Oh and the ECUs (and their O2 sensors) came in after a lot of the work had been accomplished back in the carburetor days, but things are a lot cleaner today because they continued.


If you have to use lighter fluid to BBQ you’re better off just using a stove/oven.


Yes, what a bizarre comment! I'm not some nutter who goes out to learn how to make fire with sticks in the woods, but I can certainly readily light a barbecue with matches and kindling.


there is some kind of international phenomena about halting house building and raising the prices, to bury capital. People on YNews from Australia to Hungary have mentioned it. So, yes, that one thing is problematic and is not unique to California


Historically, it seems that rules in large markets end up setting the bar for the market at large.

Plus in this case the Port of Long Beach exists.

Also, what is the alternative? Just keep burning the oil until it's gone?


We can (and likely will) keep burning oil for a very long time. It likely will never be actually gone - it would be uneconomic (and the planet a scorching hothouse unable to support humans) long before oil is unable to be extracted.


This is incredibly naive, considering a few of the biggest ports on the continent are in California.


I'd expect it to look like gas prices. CA has some of the most expensive gas in the country. Part is due to taxes, part is due to extra refining requirements.


I think there's another force at play here - the price increase is flexible because people expect to pay more for "special" gas.

Sentiment affects pricing and whenever some disaster or other event happens, the market is pretty efficient at capitalizing on it. This goes for all kinds of things like ukraine and natural gas, chickens and eggs, EVs and electricity pricing, etc...


All those examples are all supply shocks. CA gas prices have been high for a long time, and I doubt most people see CA gas as "special," so surely another refiner would have stepped in by now.


Near as I can tell, there is really only a tiny handful of places in California where the geography permits this - all near the interstates.

Building boom for giant warehouses/transfer stations?


Logistics companies will have to weigh the economics of building and operating warehouse transfer stations or operating an interstate electric fleet. If operating an electric fleet is more cost-effective the. they'll do it or risk being outcompeted by those that do.


It might increase train transport though. But there will be less ships mooring at Californian ports as it will become uncompetitive


Look into how California ports already transfer containers from ports.

https://www.portoflosangeles.org/business/supply-chain/rail


So you're saying they don't use trucks? Kind of delusional tbh


Trains burn diesel.


The problem with diesel isn't climate. Diesel has lower carbon emissions than gasoline. The problem with diesel is toxic emissions. California is willing to pay more in shipping costs to pay less in healthcare costs.

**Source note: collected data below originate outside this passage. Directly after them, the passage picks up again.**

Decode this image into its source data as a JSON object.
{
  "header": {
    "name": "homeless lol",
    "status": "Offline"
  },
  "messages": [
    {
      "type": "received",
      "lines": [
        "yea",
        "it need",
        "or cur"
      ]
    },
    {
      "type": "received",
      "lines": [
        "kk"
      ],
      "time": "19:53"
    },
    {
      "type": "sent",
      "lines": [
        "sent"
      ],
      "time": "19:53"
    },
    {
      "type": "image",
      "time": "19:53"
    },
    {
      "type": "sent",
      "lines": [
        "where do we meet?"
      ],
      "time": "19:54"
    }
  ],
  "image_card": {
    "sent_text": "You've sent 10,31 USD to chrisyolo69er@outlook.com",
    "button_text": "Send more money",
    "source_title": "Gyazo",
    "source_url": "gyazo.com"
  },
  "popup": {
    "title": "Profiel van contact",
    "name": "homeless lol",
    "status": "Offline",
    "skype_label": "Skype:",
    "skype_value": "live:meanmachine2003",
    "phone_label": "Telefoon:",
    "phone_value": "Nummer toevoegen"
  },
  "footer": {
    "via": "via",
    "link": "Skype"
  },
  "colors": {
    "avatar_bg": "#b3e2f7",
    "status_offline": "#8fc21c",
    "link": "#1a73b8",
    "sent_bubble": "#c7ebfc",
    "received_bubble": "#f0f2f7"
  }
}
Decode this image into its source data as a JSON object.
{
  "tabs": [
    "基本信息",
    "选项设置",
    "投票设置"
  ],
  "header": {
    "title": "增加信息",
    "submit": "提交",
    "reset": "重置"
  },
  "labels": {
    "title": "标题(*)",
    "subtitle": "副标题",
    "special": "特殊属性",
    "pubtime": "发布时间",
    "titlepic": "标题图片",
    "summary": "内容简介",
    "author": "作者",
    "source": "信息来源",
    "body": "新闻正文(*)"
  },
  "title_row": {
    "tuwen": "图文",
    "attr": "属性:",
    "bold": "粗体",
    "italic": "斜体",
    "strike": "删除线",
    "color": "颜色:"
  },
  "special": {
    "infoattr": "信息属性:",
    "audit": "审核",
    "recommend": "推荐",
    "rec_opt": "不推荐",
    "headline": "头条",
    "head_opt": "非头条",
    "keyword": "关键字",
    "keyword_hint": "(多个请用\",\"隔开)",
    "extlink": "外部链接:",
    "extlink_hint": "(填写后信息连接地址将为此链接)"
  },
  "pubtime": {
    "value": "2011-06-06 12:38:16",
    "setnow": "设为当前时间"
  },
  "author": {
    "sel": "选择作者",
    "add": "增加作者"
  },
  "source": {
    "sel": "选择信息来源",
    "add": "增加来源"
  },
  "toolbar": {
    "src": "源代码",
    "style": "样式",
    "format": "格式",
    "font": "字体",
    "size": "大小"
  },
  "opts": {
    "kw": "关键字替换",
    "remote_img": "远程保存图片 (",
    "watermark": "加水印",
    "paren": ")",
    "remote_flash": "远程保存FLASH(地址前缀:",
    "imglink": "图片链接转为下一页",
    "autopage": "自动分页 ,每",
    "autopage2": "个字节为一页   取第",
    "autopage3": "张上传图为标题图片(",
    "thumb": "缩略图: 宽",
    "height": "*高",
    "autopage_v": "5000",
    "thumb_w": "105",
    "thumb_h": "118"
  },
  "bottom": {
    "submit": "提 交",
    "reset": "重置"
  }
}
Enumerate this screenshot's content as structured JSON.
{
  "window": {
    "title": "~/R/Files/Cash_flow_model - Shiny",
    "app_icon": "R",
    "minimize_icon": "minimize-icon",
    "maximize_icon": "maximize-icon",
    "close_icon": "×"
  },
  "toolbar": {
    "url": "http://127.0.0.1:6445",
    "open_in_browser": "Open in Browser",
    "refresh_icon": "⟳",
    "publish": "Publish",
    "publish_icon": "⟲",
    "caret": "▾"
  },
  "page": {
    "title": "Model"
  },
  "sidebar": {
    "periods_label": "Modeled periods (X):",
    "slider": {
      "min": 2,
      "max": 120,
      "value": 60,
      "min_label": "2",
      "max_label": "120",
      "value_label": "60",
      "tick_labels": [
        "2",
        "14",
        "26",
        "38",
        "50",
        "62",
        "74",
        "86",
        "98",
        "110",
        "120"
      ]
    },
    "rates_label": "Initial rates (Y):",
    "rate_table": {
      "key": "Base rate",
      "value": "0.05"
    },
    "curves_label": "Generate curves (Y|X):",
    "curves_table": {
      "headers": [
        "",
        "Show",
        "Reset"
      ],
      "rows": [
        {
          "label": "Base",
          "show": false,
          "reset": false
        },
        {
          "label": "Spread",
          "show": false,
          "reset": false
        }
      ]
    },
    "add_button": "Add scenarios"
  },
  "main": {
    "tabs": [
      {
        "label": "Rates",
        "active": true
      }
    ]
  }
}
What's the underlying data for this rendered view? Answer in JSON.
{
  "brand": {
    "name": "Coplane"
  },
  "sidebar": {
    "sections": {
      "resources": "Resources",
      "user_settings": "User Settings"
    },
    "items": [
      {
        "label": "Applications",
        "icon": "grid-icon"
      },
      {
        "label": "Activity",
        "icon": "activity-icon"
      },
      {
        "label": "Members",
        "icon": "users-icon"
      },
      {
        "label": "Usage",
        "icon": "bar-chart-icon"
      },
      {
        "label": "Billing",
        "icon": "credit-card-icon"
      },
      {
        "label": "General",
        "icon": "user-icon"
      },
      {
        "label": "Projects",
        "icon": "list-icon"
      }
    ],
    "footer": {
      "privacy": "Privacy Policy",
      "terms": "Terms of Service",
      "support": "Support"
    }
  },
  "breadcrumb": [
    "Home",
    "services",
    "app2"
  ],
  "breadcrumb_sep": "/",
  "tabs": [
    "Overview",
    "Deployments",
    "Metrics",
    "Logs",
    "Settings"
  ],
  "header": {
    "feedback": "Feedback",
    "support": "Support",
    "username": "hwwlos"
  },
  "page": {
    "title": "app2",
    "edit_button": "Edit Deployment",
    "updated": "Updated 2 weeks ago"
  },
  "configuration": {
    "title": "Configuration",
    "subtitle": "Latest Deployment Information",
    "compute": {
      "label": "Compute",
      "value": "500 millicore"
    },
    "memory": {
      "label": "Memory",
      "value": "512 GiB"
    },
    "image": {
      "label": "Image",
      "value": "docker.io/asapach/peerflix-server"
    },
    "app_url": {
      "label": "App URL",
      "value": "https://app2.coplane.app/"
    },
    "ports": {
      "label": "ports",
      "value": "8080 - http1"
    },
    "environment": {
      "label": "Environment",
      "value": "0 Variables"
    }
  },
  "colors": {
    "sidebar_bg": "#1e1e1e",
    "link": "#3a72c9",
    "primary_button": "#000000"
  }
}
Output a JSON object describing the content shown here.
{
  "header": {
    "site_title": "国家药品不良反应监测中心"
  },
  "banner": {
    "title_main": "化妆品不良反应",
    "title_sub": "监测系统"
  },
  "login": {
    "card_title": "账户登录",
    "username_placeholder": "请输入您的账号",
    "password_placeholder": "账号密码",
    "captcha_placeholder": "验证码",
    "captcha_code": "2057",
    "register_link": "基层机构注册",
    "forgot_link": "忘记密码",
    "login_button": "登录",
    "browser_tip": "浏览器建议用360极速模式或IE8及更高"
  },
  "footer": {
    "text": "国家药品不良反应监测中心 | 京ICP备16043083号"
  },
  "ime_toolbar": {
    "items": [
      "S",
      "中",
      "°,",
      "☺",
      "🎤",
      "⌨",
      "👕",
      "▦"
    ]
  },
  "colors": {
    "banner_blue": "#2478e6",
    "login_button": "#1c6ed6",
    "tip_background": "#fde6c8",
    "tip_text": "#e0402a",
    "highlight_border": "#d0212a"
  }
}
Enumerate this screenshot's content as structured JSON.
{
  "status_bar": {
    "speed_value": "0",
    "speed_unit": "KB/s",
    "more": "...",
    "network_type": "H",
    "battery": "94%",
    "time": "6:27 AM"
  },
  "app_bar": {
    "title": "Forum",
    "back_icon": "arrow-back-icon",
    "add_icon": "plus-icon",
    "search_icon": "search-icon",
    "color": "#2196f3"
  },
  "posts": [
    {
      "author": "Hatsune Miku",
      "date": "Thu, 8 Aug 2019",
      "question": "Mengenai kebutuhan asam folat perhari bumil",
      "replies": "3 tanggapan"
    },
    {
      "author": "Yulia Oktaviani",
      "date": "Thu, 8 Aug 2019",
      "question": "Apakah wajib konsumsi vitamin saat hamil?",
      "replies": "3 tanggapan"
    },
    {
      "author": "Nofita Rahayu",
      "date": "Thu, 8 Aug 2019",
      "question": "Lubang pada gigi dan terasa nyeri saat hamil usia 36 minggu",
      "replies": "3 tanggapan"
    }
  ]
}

> The problem with diesel isn't climate.

Yes, it is.

> Diesel has lower carbon emissions than gasoline.

It is not being phased out in trucks in favor of gasoline trucks, so, even if true, that would be irrelevant.

But it’s also not true, diesel releases more CO2 for the same energy than gasoline does. [0]

[0] https://www.eia.gov/environment/emissions/co2_vol_mass.php


> But it’s also not true, diesel releases more CO2 for the same energy than gasoline does. [0]

That article makes the assumption that the ethanol component of finished motor gasoline has net zero carbon emissions.

https://theconversation.com/fact-check-are-diesel-cars-reall...

"So, while diesel fuel contains slightly more carbon (2.68kg CO₂/litre) than petrol (2.31kg CO₂/litre), overall CO₂ emissions of a diesel car tend to be lower. In use, on average, this equates to around 200g CO₂/km for petrol and 120g CO₂/km for diesel."